創世 9:2 地のすべての獣と空のすべての鳥は、地を這うすべてのものと海のすべての魚と共に、あなたたちの前に恐れおののき、あなたたちの手にゆだねられる。
被災地・気仙沼の漁師さんが教えてくれたことがあります。「津波のあと、魚は毒をもつ」。これは、昔からの言い伝えだそうです。津波のあとの魚は食べてはいけないということです。良く考えてみると、津波によって人がつくってきた生活のいろいろなものが海に流されていきます。それによって海が汚染され、魚が毒をもつようになるのだと思います。今回の被災地でも泥かき作業をしながら、そこに含まれる病原菌の多さ、そして化学物質、加えて放射線となれば、それがすべて海にも流れているわけです。魚が自分で毒をもつのでなく、人間のしてきたことによって毒をもたされるのでしょう。そのことは人間に帰ってくるのです。神様が創造された世界を、私たちはどのように保全してきたかを問われています。
洪水のあと、神様はノアとその息子たちを祝福しておられます。ふたたび創世記の初めにある「産めよ、増えよ、地に満ちよ」という言葉が繰り返されています。そして、「地の生き物」はすべて彼らに委ねられ、それを食べることが許されています。全ての生き物、自然を神様から委ねられた人間はどのように生きて行くか。契約が結ばれ、契約のしるしとして雲の中に虹を置かれたと書かれています。
ジャズ歌手の綾戸智絵という人がいます。
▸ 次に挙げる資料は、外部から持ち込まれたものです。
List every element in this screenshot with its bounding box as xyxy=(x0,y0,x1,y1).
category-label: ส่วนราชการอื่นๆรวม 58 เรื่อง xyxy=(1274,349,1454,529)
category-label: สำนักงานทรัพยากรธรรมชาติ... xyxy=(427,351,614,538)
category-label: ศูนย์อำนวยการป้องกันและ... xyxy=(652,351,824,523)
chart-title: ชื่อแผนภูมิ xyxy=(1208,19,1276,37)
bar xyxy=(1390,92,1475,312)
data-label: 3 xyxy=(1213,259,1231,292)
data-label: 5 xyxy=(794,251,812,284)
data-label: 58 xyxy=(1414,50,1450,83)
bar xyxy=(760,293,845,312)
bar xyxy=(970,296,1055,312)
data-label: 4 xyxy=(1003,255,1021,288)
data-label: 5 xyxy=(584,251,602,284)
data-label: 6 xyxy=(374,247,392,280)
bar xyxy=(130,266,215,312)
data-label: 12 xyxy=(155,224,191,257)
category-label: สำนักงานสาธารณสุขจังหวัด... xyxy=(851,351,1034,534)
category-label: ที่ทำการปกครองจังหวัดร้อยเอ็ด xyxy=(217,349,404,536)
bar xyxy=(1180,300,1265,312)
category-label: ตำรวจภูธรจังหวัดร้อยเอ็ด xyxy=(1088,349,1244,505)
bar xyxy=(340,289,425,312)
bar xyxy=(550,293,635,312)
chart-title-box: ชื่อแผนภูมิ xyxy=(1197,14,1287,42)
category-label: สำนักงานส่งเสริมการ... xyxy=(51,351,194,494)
その歌声は聞く人々の心を癒し、語りは人々を元気づけるのです。しかし、彼女が生きてきた人生は波瀾万丈、試練苦しみの連続だったようです。17歳で単身渡米、乳ガンで生死をさまよい、教会でゴスペルに出会い、結婚出産の後夫の暴力で離婚。帰国し様な仕事につきながらジャズを歌い続け、40歳でデビューがきまったと同時に声帯がつぶれて声が出なくなってしまう。それでも前向きに「生きていること」の大切さ、「命」あっての人生を唱えて生きてこられたようです。彼女は人生のどん底でゴスペルに出会い、これが自分の歌いたかった歌だと直感したそうです。その彼女が「ゴスペルって一言で言うとどんな歌ですか」ときかれたとき、次のように即答したのです。「ゴスペルっていうのは、自分がスッポンポンになって、上からのものを待っている音楽や」と。その言葉にびっくりしました。この人はクリスチャンに違いないと思いました。自分がスッポンポンになるということは、完全に悔い改めることですし、神様にすべてを委ねることでもあります。そして上からのものを待つ。これは聖霊の祝福を受けるということなのだと思います。
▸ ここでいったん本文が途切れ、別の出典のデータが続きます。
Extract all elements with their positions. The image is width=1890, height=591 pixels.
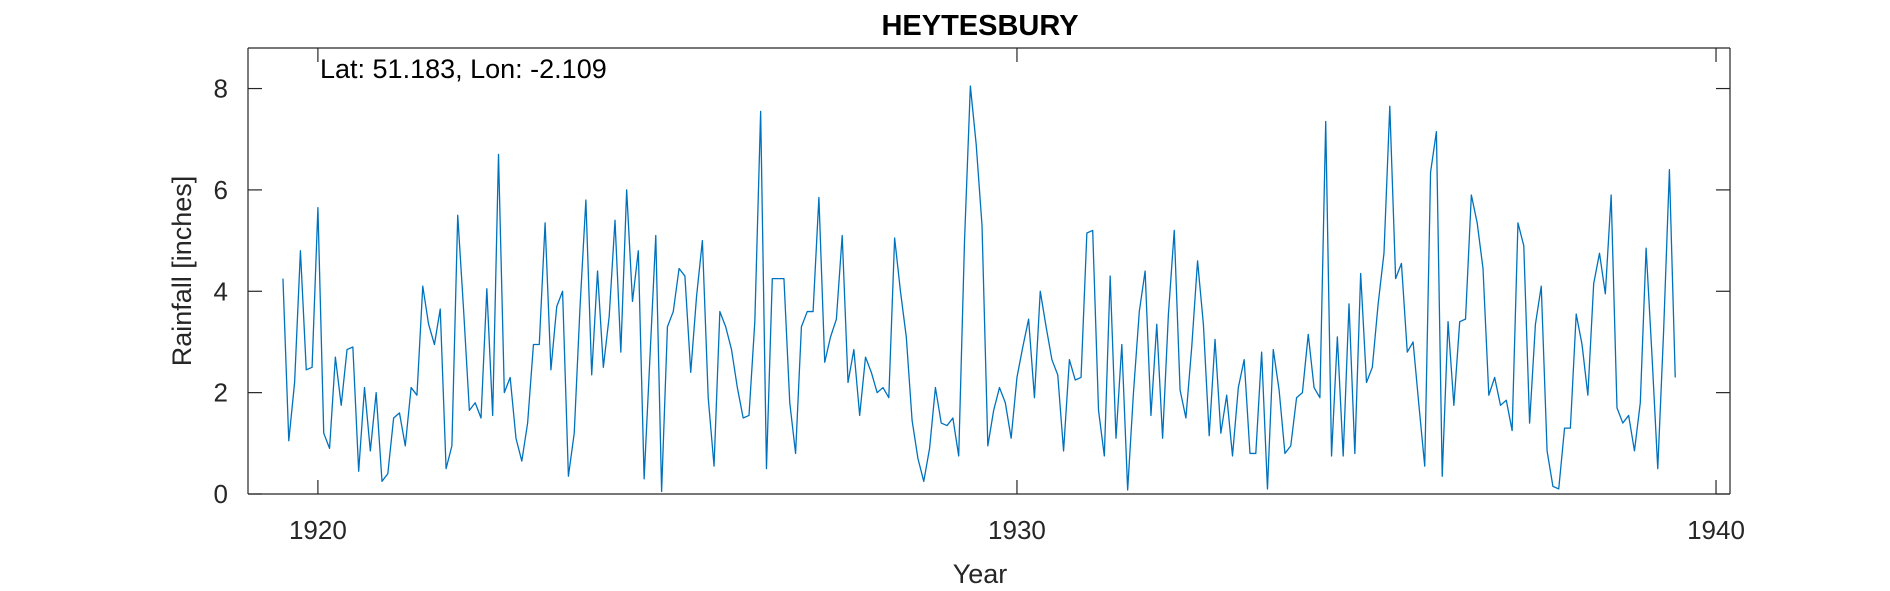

神様は洪水おさまったあと、ノアと息子たちを祝福して地のすべての生き物を「あなたたちの手にゆだねる」と言われました。委ねられた私たちはそれをどのように管理し、保全してきたのでしょうか。被災地は復興へむけて第一歩を踏み出しています。元に戻すのではなく、新しく社会を作りだしていく作業が行われています。そのなかで、大江教会は何を中心にしていくかが問われているように思われます。